Didn't Gulliver once wander into the land of the fence surveyors and the deed surveyors?

It seemed they have been at war for hundreds of years. Citizens had long forgotten the wars and now lived under a very uneasy truce of a sort. Many citizens had been killed in the long forgotten wars and even still a person from the land of the fence surveyors would be ill-advised to cross into the land of the deed surveyors.

. . . every once in a while a little skirmish over the central issue that defined their own particular society would rear it's ugly head.

Sometimes, daughters or sons of one group might meet and even marry into the family of the other group, but these marriages were general not long lived and the sons and daughters of these unholy alliances often face years of psychological healing.

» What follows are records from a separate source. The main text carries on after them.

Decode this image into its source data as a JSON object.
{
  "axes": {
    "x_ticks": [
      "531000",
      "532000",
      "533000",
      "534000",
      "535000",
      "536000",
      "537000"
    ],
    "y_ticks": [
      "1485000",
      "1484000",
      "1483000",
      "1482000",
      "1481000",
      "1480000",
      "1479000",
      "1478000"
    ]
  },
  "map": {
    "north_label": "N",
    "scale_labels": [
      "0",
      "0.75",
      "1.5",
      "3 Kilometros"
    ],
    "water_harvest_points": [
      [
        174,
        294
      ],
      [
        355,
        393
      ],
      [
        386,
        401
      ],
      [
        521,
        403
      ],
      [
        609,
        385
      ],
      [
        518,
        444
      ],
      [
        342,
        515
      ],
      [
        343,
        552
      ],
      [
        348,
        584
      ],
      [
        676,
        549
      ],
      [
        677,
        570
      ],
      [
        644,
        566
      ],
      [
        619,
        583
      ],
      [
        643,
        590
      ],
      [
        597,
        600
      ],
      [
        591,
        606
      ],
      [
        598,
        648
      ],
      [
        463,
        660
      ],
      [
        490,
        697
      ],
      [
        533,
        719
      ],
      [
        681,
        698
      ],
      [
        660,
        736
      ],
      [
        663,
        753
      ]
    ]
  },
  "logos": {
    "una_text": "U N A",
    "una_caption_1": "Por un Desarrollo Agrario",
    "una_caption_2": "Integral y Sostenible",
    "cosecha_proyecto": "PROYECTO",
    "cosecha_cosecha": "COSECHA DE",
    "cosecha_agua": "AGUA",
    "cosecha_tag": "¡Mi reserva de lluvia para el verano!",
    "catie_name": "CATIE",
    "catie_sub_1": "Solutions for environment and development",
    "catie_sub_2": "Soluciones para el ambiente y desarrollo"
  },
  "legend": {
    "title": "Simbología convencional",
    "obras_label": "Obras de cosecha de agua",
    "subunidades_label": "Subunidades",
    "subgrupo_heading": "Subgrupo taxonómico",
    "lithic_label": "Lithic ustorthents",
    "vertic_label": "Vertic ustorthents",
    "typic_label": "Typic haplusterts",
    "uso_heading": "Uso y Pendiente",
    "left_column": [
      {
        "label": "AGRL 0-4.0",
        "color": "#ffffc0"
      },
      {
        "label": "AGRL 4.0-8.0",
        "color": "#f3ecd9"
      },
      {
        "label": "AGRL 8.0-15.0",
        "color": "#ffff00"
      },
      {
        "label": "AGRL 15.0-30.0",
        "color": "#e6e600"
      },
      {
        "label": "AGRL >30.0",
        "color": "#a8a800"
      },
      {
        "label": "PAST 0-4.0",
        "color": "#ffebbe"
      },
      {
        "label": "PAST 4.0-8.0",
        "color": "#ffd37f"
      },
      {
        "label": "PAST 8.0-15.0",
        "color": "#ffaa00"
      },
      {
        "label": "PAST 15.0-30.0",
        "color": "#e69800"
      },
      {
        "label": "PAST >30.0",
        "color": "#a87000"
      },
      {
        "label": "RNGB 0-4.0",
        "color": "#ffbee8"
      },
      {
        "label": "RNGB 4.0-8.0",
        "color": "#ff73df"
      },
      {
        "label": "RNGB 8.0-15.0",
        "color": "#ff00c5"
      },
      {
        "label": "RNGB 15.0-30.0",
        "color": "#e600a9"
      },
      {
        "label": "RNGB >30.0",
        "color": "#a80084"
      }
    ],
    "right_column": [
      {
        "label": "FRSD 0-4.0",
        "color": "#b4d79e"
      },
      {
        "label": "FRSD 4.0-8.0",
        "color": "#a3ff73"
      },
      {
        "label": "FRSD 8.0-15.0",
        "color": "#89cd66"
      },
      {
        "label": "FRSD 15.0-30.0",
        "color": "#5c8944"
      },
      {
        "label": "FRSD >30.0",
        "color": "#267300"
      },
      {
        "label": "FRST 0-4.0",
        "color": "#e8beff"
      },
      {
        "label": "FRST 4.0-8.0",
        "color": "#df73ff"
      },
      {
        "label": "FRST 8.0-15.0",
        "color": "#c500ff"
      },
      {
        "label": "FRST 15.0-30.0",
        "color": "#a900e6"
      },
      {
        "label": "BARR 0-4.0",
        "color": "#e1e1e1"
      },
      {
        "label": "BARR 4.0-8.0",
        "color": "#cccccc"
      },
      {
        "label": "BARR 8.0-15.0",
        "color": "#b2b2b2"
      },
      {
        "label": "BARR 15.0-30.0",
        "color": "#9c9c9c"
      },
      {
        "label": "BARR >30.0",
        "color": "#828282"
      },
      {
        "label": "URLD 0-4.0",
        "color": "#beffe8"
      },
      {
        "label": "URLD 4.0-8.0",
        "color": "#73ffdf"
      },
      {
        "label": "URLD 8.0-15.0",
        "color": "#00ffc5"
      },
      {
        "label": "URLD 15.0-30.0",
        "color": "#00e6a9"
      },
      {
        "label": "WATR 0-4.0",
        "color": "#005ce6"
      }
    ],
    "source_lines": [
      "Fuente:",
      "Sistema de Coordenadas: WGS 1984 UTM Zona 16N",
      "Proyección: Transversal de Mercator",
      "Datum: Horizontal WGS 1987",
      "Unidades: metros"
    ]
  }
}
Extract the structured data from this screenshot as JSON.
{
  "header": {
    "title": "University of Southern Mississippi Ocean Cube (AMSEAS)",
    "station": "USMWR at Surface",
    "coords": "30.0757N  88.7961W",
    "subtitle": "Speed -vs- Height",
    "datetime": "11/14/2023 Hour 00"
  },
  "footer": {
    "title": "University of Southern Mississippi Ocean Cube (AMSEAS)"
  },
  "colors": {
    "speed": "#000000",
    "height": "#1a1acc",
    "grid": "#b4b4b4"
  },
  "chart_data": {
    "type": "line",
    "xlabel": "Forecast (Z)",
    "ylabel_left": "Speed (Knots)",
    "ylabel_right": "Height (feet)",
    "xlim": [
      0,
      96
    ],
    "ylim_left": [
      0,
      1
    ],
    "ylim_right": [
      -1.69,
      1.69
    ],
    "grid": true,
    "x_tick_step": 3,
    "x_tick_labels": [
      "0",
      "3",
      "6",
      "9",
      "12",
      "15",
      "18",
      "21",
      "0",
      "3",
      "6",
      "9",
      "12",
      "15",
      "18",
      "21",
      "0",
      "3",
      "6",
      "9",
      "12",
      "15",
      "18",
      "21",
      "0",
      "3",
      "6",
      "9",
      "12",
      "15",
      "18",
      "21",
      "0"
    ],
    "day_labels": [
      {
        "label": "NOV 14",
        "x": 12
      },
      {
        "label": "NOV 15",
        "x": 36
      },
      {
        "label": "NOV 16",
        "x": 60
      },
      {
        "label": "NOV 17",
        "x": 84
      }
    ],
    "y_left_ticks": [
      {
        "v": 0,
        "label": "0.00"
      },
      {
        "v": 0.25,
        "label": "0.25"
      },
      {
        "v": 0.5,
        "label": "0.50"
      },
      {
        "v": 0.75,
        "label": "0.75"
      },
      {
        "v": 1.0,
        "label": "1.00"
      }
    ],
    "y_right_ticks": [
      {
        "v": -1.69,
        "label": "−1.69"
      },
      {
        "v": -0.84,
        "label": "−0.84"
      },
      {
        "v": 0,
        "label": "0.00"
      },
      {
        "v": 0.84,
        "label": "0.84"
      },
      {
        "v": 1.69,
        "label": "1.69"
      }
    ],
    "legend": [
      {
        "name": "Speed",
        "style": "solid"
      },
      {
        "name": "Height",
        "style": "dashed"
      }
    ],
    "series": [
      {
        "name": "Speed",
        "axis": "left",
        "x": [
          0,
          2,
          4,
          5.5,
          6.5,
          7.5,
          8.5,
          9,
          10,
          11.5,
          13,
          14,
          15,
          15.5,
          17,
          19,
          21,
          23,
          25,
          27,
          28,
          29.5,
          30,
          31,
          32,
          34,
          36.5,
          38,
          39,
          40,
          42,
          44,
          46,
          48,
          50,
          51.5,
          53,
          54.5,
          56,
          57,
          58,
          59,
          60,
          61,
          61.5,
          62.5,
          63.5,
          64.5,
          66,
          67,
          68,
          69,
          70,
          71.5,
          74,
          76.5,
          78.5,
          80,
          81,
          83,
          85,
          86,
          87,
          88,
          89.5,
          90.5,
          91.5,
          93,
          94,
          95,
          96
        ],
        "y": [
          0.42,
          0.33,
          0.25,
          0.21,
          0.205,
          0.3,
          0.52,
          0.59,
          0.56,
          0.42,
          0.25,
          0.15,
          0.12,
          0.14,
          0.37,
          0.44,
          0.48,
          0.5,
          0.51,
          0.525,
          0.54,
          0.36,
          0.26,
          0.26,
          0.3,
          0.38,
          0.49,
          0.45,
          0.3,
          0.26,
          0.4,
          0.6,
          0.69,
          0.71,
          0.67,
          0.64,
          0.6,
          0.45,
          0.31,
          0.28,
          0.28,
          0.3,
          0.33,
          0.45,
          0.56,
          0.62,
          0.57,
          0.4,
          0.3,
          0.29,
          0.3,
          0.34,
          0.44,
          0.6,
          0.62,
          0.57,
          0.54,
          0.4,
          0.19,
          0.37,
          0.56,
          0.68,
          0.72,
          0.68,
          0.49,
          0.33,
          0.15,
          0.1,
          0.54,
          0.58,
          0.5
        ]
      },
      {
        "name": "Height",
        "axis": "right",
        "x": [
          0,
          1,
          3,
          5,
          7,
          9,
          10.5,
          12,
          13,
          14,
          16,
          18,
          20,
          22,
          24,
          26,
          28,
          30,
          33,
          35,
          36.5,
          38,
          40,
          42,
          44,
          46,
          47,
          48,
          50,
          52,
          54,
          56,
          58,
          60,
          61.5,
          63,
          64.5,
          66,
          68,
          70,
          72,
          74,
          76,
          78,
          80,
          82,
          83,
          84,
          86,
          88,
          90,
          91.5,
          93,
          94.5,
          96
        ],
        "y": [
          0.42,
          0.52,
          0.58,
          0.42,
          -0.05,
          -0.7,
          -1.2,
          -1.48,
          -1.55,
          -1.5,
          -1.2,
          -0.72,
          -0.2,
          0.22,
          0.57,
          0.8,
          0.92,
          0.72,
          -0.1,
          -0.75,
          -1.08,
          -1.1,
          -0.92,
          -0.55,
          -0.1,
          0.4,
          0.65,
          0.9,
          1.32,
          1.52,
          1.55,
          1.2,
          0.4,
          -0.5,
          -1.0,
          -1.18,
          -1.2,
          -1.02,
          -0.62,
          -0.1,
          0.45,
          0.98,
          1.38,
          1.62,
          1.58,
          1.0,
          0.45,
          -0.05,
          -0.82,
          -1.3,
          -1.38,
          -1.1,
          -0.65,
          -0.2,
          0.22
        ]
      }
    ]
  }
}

The differences were so deep, if I remember the story right, that the two groups each, had their own unique way of cooking eggs . . . one group dispensing the contents of an egg into a pan from the small end, while the other, similarly, from the large end.

Even the use of words became affect . . . words or names that spelled the same forward or backward, were no longer used.

Mom & dad became mother and father for one group, or old-man and old-woman for the other.

One group fished exclusively with dry-flies, while the other group fished with wet flys, or even with streamers. They even went so far as to always fillet fish in one group, while the other group scaled their fish.

This went on for years and years . . . for so long that most citizens had no idea why they couldn't get along with one-another.

Then, one day, out of a blustery storm from the north . . . where all the really bad storms always came from . . . came a wave more terrible than the imagination could conceive.

There came, from the north a totally maniacal man who said he was the new wave of the future . . .

. . . a man who said that all will now bow to him or cease to exist . . .

Today, we call that man the GIS-man.